Shares of Prime Minister's TV network Mediaset rise -- then fall -- after surviving no-confidence in Parliament. Though Berlusconi still denies politics and business are linked, the markets disagree.
By Francesco Spini
MILAN – Earlier in the week, as Italian Premier Silvio Berlusconi faced a pair of crucial confidence votes, and riots broke out in the streets of Rome, the Milan stock market was watching.
The shares of Berlusconi's Mediaset broadcasting company had been slipping since November as the Italian leader faced a challenge from a group of rebel lawmakers that risked bringing down his government.
But after Berlusconi won the two votes on Tuesday, things quickly changed.

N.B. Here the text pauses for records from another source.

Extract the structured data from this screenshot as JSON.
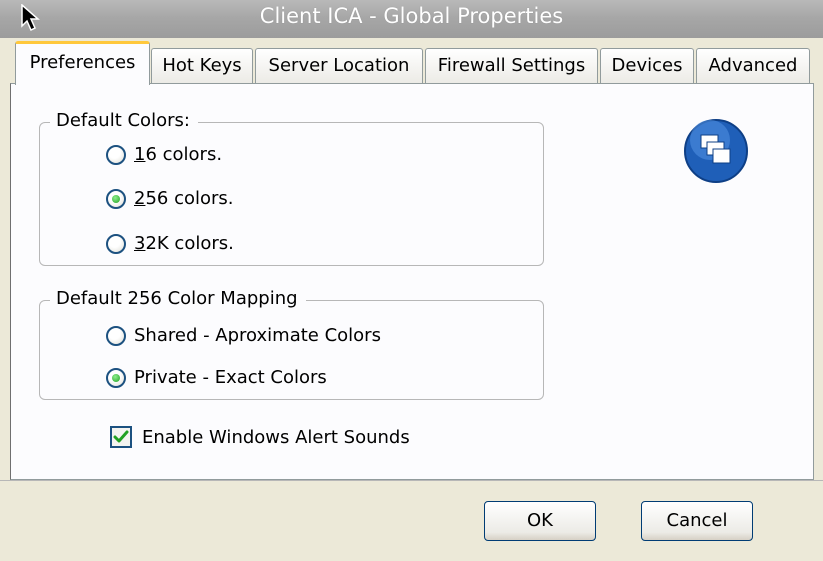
{
  "window": {
    "title": "Client ICA - Global Properties"
  },
  "tabs": [
    {
      "label": "Preferences",
      "active": true
    },
    {
      "label": "Hot Keys",
      "active": false
    },
    {
      "label": "Server Location",
      "active": false
    },
    {
      "label": "Firewall Settings",
      "active": false
    },
    {
      "label": "Devices",
      "active": false
    },
    {
      "label": "Advanced",
      "active": false
    }
  ],
  "default_colors": {
    "legend": "Default Colors:",
    "options": [
      {
        "mnemonic": "1",
        "rest": "6 colors.",
        "checked": false
      },
      {
        "mnemonic": "2",
        "rest": "56 colors.",
        "checked": true
      },
      {
        "mnemonic": "3",
        "rest": "2K colors.",
        "checked": false
      }
    ]
  },
  "color_mapping": {
    "legend": "Default 256 Color Mapping",
    "options": [
      {
        "label": "Shared - Aproximate Colors",
        "checked": false
      },
      {
        "label": "Private - Exact Colors",
        "checked": true
      }
    ]
  },
  "alert_sounds": {
    "label": "Enable Windows Alert Sounds",
    "checked": true
  },
  "buttons": {
    "ok": "OK",
    "cancel": "Cancel"
  },
  "icons": {
    "cursor": "mouse-cursor-icon",
    "app": "citrix-app-icon"
  },
  "colors": {
    "active_tab_accent": "#ffc83c",
    "radio_selected": "#22a022",
    "check_mark": "#21a121",
    "app_icon": "#1f5fb8"
  }
}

Mediaset started bouncing back. The company's shares shot up 4 % on the Milan stock exchange in the immediate aftermath of his Parliamentary victory. They slowed down a little in subsequent hours, but closed up 3.29 %, at 4.63 euros. It was Mediaset's best result in three weeks.
Mediaset was one of the few stocks to do well on Tuesday. Another was ENI, the Italian energy giant that was recently cited in Wikileaks cables about the unusually close relations between Berlusconi and Russian Prime Minister Vladimir Putin, and energy deals between their respective countries.
For Mediaset, the run didn't last, with its shares closing down 1.29 % Wednesday, and continued to struggle through the week, as it became clear that Berlusconi's hold on power remains shaky at best.
But this is clearly how the market sees it, and has always seen it: Berlusconi means Mediaset. Traders continue to take into account the Berlusconi (the politician) Factor in the company technically run by his children and closest friends.
A portion of the value that is currently attached to Mediaset shares is embedded in the fact that Berlusconi is the prime minister. The market believes that when Berlusconi is sitting in the prime minister's palace, Palazzo Chigi, Mediaset is a little bit there with him, too.
It clearly doesn't matter how often Berlusconi repeats he has had nothing to do with Mediaset. "I don't even call the switchboard, lest somebody said the prime minister called…" Berlusconi once declared.
The market is convinced otherwise. And, according to Wikileaks cables, so are U.S. diplomats. In recent cables released by Wikileaks, the U.S. ambassador to Rome David Thorne suggests that a recent Italian communications decree may have been drafted to help Mediaset in its battle against Sky Italia, a subsidiary of Rupert Murdoch's News Corp.
Berlusconi has also come under criticism because earlier this year he appointed a longtime friend and TV executive, Paolo Romani, at the helm of the Ministry for Economic Development, which also deals with media and communications issues.
Under the center-left government headed by Premier Romano Prodi, Berlusconi's predecessor, Mediaset underperformed the market by some 30 percent. But Berlusconi is not like Prodi. Berlusconi is like a cat: and his survival in the recent confidence votes gives him yet another one of his nine lives.